Introduction
In modern computing, handling text data with diverse characters from various languages is crucial. This often involves dealing with Unicode strings, which can include special symbols like currency signs (£, $, €) or accented letters. Python provides robust tools for working with these Unicode strings, allowing you to convert and encode them efficiently.
Understanding Unicode
Unicode is a universal character encoding standard that assigns unique code points to every character in almost all human languages. In Python, strings can be either regular byte strings (str
in Python 2, bytes
in Python 3) or Unicode strings (unicode
in Python 2, str
in Python 3).

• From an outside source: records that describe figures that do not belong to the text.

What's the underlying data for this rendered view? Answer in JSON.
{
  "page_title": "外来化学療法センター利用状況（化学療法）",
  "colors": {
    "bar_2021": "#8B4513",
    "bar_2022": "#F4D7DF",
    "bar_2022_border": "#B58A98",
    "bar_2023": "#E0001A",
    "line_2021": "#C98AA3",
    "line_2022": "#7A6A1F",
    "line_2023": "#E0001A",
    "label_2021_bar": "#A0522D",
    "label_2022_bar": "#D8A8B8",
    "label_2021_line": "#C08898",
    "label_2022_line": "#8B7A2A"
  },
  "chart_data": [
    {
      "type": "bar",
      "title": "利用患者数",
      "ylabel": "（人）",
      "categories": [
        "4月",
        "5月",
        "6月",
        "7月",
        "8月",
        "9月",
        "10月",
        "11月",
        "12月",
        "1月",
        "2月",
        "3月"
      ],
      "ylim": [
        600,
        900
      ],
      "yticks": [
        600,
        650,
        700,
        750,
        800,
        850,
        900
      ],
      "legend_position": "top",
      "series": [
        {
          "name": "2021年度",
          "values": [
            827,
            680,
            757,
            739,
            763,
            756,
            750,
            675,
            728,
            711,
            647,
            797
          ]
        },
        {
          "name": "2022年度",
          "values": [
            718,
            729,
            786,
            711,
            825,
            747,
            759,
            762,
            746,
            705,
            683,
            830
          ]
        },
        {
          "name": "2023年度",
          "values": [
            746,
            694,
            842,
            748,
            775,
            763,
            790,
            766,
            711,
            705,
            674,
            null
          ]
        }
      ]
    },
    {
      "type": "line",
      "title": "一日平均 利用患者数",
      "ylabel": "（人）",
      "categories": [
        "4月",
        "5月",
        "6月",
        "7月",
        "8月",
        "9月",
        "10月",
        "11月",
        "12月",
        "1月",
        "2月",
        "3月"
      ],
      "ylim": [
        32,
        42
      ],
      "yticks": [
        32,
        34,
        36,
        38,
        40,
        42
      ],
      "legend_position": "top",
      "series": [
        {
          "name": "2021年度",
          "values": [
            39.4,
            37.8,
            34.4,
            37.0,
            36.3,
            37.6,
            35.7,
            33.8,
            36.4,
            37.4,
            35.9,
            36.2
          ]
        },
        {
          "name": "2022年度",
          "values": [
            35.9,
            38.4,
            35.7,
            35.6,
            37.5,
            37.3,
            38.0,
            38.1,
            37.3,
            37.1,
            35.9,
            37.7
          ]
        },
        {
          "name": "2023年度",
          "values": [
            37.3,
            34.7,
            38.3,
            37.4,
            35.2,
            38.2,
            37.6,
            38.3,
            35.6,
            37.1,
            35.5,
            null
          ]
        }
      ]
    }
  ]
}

Handling Unicode correctly is essential for ensuring that your application processes text data accurately across different systems and languages.
Converting Unicode Strings to ASCII
When you need to convert a Unicode string to an ASCII-compatible format (removing non-ASCII characters), Python provides several methods. Here’s how:
Using encode
Method
The encode
method converts a Unicode string into a specified encoding, such as ASCII. You can specify how to handle characters that cannot be represented in the target encoding:
# Original Unicode string
unicode_string = u"Klüft skräms inför på fédéral électoral grande"
# Convert to ASCII, ignoring non-ASCII characters
ascii_string = unicode_string.encode('ascii', 'ignore')
print(ascii_string) # Output: b'Klft skrms infr pa federal electorale grande'
Alternatively, you can replace non-ASCII characters with a placeholder:
# Replace non-ASCII characters with '?'
ascii_string_with_replacement = unicode_string.encode('ascii', 'replace')
print(ascii_string_with_replacement) # Output: b'Kl?ft skr?ms inf?r p? f?d?ral ?l?ctoral grande'
Normalizing Unicode Strings
Unicode normalization is another powerful technique that helps in converting strings to a standard form. This can be useful for comparing or processing text:
import unicodedata
# Normalize the string using NFKD (Compatibility Decomposition)
normalized_string = unicodedata.normalize('NFKD', unicode_string).encode('ascii', 'ignore')
print(normalized_string) # Output: b'Klutf skrams infor pa federal electoral grande'
Encoding Unicode Strings for Storage
When you need to store or transmit Unicode strings, they must be encoded into a byte representation. Common encodings include UTF-8 and UTF-16:
# Example Unicode string with special characters
unicode_string = u"£10"
# Encode using UTF-8
utf8_encoded = unicode_string.encode('utf8')
print(utf8_encoded) # Output: b'\xc2\xa310'
# Encode using UTF-16
utf16_encoded = unicode_string.encode('utf16')
print(utf16_encoded) # Output: b'\xff\xfe\xac\x0010'
Writing and Reading Unicode Files
To handle files containing Unicode data, Python’s codecs
module can be used to specify encoding:
import codecs
# Writing a Unicode string to a file with UTF-8 encoding
with codecs.open('example.txt', 'w', 'utf8') as f:
f.write(u"Example text with € symbol")
# Reading from the same file
with codecs.open('example.txt', 'r', 'utf8') as f:
content = f.read()
print(content) # Output: Example text with € symbol
In Python 3, this functionality is built into the open
function:
# Writing using open() in Python 3
with open('example.txt', 'w', encoding='utf8') as f:
f.write("Example text with € symbol")
# Reading from the file
with open('example.txt', 'r', encoding='utf8') as f:
content = f.read()
print(content) # Output: Example text with € symbol
Conclusion
Handling Unicode in Python is straightforward thanks to its built-in support for Unicode strings and flexible encoding/decoding capabilities. By understanding how to convert, encode, and store these strings properly, you can ensure your applications handle internationalization effectively.